According to the government’s own figures, 137 guards and another 31 staff who worked at the Dutch embassy in Kabul stand to have their claims reassessed. Some have disappeared or been killed by the Taliban. Around one-third of the group has already relocated to Australia under that country’s humanitarian visa scheme. “What the government is doing is fiddling the figures,” Snels says. “This is about a very limited group and we know from experience that not all of them will come.”

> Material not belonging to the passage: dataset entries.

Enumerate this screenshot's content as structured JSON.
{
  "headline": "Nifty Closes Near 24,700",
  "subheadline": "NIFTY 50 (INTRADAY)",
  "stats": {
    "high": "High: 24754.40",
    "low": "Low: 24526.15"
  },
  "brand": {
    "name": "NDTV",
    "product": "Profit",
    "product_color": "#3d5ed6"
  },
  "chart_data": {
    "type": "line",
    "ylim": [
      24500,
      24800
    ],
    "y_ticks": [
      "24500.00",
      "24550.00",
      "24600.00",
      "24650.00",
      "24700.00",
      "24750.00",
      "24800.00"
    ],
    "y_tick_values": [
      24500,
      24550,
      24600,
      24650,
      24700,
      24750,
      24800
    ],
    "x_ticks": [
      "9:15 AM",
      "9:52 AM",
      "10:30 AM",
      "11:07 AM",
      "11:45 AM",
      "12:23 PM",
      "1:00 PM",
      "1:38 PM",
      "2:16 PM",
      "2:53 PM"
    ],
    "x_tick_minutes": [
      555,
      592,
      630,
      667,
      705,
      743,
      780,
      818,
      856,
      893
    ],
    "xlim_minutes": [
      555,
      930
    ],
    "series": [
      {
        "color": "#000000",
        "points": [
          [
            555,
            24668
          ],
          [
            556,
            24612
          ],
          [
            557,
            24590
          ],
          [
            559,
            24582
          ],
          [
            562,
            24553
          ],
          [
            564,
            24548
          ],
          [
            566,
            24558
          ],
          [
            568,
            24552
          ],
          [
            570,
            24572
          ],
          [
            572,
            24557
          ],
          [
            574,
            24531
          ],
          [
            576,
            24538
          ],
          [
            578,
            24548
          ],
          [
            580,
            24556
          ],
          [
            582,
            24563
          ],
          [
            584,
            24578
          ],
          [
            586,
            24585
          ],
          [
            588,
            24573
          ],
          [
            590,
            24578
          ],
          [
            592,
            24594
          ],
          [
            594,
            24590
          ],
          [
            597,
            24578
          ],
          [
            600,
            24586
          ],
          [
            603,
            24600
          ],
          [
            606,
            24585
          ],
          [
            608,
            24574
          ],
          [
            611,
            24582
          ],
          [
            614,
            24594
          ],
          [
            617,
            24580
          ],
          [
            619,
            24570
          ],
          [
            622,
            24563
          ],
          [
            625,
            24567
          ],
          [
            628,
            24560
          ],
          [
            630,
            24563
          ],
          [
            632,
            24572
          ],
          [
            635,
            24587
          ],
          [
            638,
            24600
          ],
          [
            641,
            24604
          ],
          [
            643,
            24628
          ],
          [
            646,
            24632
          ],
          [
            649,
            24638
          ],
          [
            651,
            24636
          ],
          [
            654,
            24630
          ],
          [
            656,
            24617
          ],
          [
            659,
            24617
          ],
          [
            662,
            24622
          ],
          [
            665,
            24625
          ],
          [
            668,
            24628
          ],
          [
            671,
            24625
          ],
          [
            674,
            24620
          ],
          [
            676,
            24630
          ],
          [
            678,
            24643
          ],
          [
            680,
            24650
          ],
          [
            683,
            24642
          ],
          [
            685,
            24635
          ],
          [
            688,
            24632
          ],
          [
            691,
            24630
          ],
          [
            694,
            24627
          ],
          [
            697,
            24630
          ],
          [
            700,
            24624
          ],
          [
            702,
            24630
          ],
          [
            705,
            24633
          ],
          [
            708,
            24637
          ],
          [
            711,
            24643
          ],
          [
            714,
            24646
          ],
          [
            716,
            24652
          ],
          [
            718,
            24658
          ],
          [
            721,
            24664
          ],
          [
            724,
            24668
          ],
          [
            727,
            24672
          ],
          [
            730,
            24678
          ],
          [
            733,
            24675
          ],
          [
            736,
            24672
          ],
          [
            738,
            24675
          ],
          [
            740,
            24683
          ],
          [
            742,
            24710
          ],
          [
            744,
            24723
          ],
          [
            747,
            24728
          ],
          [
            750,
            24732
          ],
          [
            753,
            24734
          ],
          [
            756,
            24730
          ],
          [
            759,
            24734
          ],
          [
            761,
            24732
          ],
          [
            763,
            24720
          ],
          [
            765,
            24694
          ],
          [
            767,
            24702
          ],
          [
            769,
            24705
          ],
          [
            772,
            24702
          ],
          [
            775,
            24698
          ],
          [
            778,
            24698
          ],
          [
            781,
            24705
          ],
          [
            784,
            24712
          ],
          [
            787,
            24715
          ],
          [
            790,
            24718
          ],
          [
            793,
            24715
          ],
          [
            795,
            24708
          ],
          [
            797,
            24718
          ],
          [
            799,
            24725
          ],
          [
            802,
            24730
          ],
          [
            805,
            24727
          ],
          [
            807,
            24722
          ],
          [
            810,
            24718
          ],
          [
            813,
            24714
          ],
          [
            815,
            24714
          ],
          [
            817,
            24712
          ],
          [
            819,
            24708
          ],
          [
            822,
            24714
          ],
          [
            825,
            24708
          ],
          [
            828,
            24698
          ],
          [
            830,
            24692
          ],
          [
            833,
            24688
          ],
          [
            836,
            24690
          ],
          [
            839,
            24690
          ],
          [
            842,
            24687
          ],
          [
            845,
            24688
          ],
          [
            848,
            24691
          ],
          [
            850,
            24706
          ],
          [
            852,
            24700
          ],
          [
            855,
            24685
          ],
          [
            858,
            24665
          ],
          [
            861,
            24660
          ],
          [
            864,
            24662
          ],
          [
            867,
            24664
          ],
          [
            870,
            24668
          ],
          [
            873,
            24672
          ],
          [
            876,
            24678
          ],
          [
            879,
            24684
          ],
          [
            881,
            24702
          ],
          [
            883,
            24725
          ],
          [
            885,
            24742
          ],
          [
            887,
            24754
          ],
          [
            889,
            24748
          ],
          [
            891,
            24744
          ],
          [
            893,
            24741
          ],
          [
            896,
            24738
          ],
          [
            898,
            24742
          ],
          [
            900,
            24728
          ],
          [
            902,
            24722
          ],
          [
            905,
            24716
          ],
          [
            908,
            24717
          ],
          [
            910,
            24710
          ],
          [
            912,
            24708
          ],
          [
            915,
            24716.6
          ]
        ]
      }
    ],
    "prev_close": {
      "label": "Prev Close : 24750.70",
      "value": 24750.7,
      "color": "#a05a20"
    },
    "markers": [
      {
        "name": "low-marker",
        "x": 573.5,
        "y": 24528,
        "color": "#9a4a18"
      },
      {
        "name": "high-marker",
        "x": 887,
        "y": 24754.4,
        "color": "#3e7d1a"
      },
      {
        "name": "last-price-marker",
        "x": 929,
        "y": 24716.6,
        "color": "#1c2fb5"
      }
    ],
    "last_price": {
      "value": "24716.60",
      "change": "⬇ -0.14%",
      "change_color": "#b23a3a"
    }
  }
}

She explains: “The Netherlands has pretty restrictive policies. There is a rule that you can only bring children under the age of 18. So if you have an unmarried daughter of 20 who’s still living at home, or an older sister who’s single, or your parents are dependent on you, they have to stay behind. That puts people off from coming.”
Maybe 80 men
“We’re talking about maybe 80 men,” Van Rijckevorsel says. “I can well understand that the cabinet has some tough decisions to make and needs to take a nuanced view of its immigration policy. But these are more than just people asking for asylum. These are individuals who worked and fought with us. And they’re easy to identify, it’s a small group: what’s stopping us from sorting it out?”
He says the group is easy to identify because he spoke to them on a daily basis. “Once a week I went to see the ASG commandant, who had a camp right beside ours. We had dinner together and we talked everything through: who was sick, who needed to go home, who wanted leave, who would replace them. It was a close personal working relationship. And I paid them in cash, in dollars, every two weeks. And I did that at their camp, to make sure every single Afghan got his money.”
Van Rijckevorsel holds out little hope that the cabinet can be persuaded to change its mind. Only one of the four coalition parties, NSC, was present at the roundtable discussion convened by Kati Piri. “It was a unique chance for the coalition to see what the situation was actually like,” he says. “And only one of their MPs turned up. I think everyone who has worked for this can hold their heads up high, and what’s happening in The Hague is frankly a damp squib.”
Taliban
NSC’s Isa Kahraman, the only MP from the coalition parties to attend the meeting, said there was “no evidence” that the Taliban would violate an agreement with the United Nations not to target Afghans who served with the US-led military operation. But Snels says there are documented cases of the Taliban hunting down, kidnapping and torturing former ASGs in Kabul.
“A lot of them fled to Kabul because they hoped to be able to leave the country quickly. And now they can’t go back to the villages where they came from because people have started asking questions. They’re constantly on the move because they’re not safe anywhere. This government is just denying everything and that’s something I really can’t stand.”
Snels vows to “fight to the bitter end” to reverse the decision. “My anger is my driving force,” she says. On November 12 the senate passed a motion tabled by D66 senator Paul van Meenen calling for the cabinet to resettle the ASGs in the Netherlands. “And after this cabinet there will be a new cabinet,” Snels says. “But the question is whether people in Afghanistan will be able to hold out for that long, because their lives are so lacking in perspective.”
Van Rijckevorsel says the debate about refugees in the Netherlands ignores the grim reality that the Afghan guards live in. “Nobody should think that these men are all keen to come to the Netherlands because it’s the land of milk and honey,” he says. “These are proud Afghan men with children and families who would much prefer to live their lives there. They’re not moving to Europe for economic gain: these men are in genuine danger.”